Akhenaten moved Egypt’s capital from Thebes to a brand new site named Akhetaten, which translates to ‘the place where Aten becomes effective’. Akhenaten claimed that the location had been chosen because Aten manifested itself for the first time on the site. It also seems that the location was chosen because the cliffs that framed the city resembled the Axt symbol, meaning ‘horizon’. The city was built quickly.

However, it was not to last, since it was abandoned just three years into Akhenaten’s son Tutankhamun’s reign.

7. It is unclear whether his body has ever been discovered

It’s unclear precisely why or when Akhenaten died; however, it’s likely he died in the 17th year of his reign. It’s also unclear whether his body has ever been found, especially since the royal tomb intended for Akhenaten at Akhetaten did not contain a royal burial. Many scholars have suggested that a skeleton found in the Valley of the Kings could belong to the pharaoh.

Akhenaten and Nefertiti.

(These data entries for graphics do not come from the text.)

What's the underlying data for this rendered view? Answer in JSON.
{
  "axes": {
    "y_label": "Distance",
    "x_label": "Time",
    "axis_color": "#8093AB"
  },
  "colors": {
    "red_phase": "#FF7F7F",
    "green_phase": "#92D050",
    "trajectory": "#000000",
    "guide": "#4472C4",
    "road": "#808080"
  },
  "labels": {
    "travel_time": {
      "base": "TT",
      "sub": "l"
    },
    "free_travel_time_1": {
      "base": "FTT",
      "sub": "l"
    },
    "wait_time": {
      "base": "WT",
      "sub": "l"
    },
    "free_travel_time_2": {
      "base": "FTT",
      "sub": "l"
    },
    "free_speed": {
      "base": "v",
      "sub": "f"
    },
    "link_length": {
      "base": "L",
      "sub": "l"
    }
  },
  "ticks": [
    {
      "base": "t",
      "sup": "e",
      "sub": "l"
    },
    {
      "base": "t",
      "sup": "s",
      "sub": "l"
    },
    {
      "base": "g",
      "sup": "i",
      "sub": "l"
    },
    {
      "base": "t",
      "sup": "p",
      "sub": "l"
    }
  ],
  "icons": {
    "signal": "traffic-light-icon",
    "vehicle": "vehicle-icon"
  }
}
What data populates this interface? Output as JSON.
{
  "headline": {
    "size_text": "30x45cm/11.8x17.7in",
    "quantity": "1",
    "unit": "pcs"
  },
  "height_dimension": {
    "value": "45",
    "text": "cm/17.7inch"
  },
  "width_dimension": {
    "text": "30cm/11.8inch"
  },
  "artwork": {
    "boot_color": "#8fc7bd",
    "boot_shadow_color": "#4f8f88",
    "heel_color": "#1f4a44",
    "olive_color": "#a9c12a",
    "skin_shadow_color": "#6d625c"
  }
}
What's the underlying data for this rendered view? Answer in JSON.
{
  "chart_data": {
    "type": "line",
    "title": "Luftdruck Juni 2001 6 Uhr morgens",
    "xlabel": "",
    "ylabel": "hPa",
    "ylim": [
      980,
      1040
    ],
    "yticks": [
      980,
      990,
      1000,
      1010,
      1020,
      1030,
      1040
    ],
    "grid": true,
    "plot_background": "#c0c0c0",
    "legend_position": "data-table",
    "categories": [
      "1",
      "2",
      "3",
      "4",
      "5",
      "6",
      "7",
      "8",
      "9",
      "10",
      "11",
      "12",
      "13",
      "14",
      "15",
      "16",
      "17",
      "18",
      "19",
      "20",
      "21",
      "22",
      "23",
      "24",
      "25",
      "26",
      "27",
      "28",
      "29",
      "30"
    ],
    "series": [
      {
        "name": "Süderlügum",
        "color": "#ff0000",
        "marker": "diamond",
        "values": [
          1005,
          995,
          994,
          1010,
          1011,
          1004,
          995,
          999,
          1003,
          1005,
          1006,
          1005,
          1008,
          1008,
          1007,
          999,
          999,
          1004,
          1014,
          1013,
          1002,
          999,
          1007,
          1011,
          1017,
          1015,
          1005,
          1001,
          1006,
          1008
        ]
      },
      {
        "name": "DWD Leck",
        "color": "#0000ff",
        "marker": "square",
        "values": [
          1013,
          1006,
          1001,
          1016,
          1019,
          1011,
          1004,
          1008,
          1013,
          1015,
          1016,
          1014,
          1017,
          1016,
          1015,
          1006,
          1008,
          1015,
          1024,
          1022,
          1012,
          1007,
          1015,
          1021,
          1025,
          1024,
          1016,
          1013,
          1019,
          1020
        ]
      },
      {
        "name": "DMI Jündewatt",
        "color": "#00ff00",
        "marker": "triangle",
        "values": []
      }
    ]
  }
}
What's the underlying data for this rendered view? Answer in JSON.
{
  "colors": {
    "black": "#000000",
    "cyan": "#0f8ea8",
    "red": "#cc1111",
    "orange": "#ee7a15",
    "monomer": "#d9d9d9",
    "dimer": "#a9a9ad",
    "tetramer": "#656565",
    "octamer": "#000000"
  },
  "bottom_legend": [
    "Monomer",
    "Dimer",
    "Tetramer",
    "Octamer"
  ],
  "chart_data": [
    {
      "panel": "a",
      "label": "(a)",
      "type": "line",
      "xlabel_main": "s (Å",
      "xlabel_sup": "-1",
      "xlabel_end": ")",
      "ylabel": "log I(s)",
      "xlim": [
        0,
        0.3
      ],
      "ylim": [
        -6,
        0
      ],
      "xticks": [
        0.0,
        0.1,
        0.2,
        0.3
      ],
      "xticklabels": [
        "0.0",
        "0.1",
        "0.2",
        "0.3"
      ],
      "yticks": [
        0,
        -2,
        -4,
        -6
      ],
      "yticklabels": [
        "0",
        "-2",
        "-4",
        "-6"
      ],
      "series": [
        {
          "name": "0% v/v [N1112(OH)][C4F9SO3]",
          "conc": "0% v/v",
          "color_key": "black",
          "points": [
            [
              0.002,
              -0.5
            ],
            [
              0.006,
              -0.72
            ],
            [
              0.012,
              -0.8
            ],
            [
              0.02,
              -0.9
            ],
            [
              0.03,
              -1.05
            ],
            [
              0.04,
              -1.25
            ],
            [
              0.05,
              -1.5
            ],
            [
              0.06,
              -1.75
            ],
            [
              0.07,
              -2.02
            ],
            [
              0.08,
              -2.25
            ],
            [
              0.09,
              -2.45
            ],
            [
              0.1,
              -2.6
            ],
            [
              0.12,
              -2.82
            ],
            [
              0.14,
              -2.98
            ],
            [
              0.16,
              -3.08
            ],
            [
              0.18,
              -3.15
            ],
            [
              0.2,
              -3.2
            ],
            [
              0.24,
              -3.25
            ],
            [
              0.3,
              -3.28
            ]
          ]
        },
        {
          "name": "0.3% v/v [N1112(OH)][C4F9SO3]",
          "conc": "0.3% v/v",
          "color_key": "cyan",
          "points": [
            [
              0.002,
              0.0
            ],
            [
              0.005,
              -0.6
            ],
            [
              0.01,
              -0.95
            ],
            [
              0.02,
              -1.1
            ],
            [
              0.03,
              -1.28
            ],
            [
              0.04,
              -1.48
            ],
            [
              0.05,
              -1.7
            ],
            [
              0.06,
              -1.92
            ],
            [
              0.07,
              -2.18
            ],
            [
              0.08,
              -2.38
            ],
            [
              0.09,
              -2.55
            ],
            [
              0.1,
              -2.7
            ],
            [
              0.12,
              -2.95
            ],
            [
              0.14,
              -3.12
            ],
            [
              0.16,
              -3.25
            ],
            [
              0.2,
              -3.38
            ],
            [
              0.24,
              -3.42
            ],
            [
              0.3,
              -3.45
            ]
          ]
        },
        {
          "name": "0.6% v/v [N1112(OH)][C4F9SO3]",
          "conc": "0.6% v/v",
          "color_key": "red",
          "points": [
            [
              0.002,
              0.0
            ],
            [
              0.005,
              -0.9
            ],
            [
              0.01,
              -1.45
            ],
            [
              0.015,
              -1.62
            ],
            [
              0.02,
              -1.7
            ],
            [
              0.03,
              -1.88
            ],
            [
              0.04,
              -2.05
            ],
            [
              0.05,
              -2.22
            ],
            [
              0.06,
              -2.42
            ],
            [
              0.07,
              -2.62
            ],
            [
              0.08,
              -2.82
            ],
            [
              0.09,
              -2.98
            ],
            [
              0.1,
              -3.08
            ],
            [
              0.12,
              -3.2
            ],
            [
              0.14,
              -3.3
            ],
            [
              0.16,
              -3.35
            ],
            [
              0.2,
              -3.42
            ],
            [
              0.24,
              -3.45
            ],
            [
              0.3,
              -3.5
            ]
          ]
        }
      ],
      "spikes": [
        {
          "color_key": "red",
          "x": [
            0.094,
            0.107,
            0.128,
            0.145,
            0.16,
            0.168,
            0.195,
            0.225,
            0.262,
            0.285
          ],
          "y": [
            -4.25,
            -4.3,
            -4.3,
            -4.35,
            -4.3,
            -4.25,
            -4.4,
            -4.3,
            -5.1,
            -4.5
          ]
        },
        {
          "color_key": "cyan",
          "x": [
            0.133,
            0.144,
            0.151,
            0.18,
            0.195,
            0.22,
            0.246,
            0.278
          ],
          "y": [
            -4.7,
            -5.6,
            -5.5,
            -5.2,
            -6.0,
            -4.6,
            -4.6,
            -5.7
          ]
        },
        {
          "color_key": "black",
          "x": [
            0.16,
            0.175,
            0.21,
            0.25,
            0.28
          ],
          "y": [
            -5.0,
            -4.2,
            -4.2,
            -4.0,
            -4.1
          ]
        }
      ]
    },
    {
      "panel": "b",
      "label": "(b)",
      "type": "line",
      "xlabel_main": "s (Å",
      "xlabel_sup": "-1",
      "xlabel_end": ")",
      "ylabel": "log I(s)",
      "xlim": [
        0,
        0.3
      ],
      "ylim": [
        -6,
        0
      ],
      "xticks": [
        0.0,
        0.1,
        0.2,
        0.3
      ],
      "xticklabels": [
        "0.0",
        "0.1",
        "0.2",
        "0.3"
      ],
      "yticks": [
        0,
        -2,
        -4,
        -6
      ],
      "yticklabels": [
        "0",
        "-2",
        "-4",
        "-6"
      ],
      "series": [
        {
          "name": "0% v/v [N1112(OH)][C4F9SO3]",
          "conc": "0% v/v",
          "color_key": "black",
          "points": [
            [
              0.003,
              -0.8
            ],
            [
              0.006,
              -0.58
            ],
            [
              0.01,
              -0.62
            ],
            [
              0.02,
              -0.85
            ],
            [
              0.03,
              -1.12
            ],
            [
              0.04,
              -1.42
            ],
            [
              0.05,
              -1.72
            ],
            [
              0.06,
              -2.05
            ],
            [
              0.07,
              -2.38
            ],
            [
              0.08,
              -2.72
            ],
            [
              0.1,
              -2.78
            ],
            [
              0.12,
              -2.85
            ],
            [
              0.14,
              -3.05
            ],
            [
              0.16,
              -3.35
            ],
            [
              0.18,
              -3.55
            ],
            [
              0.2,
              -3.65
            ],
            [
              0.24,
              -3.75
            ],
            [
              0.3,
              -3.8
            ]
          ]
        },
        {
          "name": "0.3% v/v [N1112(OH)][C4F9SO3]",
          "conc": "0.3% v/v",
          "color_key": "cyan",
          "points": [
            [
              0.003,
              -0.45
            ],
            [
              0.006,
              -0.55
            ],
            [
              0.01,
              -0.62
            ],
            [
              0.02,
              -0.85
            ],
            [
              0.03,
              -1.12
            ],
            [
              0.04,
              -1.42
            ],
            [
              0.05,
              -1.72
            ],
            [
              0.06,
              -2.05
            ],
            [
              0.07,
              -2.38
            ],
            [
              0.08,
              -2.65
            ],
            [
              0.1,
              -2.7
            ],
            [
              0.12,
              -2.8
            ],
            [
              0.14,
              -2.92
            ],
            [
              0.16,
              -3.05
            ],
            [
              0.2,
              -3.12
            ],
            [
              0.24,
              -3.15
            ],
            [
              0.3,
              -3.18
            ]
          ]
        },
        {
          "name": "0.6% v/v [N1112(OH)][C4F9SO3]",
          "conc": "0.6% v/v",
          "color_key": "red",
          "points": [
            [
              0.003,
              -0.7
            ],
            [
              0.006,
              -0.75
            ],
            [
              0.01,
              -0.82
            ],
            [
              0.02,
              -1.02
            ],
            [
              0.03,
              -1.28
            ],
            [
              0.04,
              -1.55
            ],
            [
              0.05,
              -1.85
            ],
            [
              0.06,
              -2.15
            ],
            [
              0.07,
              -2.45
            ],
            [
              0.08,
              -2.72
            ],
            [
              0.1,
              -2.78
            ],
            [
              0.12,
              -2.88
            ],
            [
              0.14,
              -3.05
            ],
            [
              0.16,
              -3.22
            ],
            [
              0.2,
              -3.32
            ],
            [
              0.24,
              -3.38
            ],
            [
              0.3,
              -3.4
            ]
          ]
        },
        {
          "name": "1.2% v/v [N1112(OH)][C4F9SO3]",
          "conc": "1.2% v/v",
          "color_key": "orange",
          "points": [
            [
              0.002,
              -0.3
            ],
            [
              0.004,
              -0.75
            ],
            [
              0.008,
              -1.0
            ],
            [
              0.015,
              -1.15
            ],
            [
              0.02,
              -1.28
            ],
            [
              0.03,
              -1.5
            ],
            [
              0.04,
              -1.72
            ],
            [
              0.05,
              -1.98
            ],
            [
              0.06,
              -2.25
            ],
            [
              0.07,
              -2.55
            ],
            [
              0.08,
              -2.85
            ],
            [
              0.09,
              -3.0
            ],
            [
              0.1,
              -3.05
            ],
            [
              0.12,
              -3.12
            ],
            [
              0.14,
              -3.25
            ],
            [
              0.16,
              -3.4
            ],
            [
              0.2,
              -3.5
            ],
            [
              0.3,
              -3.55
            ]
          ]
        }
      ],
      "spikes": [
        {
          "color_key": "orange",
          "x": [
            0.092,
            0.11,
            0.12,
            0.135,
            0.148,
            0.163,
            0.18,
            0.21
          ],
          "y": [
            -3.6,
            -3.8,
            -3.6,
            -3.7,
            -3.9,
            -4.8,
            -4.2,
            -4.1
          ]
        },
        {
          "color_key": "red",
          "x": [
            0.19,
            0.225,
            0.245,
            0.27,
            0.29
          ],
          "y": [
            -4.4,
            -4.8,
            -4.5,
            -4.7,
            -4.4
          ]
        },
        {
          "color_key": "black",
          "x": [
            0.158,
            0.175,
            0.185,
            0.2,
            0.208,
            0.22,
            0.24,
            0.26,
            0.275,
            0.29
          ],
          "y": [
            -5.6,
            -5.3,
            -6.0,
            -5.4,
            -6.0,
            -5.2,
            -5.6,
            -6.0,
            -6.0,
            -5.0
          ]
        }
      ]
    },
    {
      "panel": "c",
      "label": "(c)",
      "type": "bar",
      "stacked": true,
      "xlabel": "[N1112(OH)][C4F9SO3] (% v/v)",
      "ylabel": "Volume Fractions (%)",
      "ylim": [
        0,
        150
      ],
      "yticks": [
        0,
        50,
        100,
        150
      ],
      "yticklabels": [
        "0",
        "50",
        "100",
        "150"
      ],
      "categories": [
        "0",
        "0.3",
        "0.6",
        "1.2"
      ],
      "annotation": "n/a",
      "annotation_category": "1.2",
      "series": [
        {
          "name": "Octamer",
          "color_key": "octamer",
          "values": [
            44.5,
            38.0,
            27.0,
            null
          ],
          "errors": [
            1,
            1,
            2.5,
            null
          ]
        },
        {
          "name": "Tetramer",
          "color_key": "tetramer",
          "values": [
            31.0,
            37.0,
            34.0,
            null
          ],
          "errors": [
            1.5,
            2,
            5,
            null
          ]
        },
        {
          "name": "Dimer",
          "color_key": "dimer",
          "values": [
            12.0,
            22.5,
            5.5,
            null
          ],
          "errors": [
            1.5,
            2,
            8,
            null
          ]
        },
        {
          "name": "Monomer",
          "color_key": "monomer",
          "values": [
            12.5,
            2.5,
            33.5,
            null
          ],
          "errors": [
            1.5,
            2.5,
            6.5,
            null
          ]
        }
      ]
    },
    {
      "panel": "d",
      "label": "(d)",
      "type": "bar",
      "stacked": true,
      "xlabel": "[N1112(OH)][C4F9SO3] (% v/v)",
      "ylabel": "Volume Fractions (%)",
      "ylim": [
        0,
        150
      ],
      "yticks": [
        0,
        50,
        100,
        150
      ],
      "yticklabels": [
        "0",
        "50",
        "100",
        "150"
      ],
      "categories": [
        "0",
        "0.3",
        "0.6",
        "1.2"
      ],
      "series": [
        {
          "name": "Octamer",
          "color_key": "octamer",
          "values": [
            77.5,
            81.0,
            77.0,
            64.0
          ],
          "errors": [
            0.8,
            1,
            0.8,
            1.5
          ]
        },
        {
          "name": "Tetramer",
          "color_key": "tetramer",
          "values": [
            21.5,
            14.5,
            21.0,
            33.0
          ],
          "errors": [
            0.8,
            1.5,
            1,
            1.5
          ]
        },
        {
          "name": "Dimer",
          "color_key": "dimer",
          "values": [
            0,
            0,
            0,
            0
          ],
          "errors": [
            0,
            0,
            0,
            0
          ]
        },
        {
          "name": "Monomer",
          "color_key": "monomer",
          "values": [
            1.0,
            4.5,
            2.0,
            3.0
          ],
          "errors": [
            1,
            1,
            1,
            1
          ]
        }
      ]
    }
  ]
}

Louvre Museum, Paris

Image Credit: Rama, CC BY-SA 3.0 FR , via Wikimedia Commons

8. He was succeeded by Tutankhamun

Tutankhamun was probably Akhenaten’s son. He succeeded his father from the age of around eight or nine in c. 1332 BC and ruled until 1323 BC. Most famous for his lavish tomb which was discovered in 1922, Tutankhamun undid much of his father’s work after his death, restoring traditional Egyptian religion, art, temples and shrines, the latter of which had been severely damaged.

9. Successive pharaohs named him ‘the enemy’ or ‘that criminal’

After Akhenaten’s death, the culture shift away from traditional religion was reversed. Monuments were dismantled, statues were destroyed and his name was even excluded from lists of rulers drawn up by later pharaohs. He was even referred to as ‘that criminal’ or ‘the enemy’ in later archival records.

10. He has been described as ‘history’s first individual’

It is clear that the major tenets of the Aten religion and changes in artistic style were personally initiated by Akhenaten himself, rather than a general policy of the time. Though the Aten cult quickly disappeared, many of Akhenaten’s stylistic inventions and large scale compositions were later incorporated into future works, and as a result, he has been dubbed ‘history’s first individual’.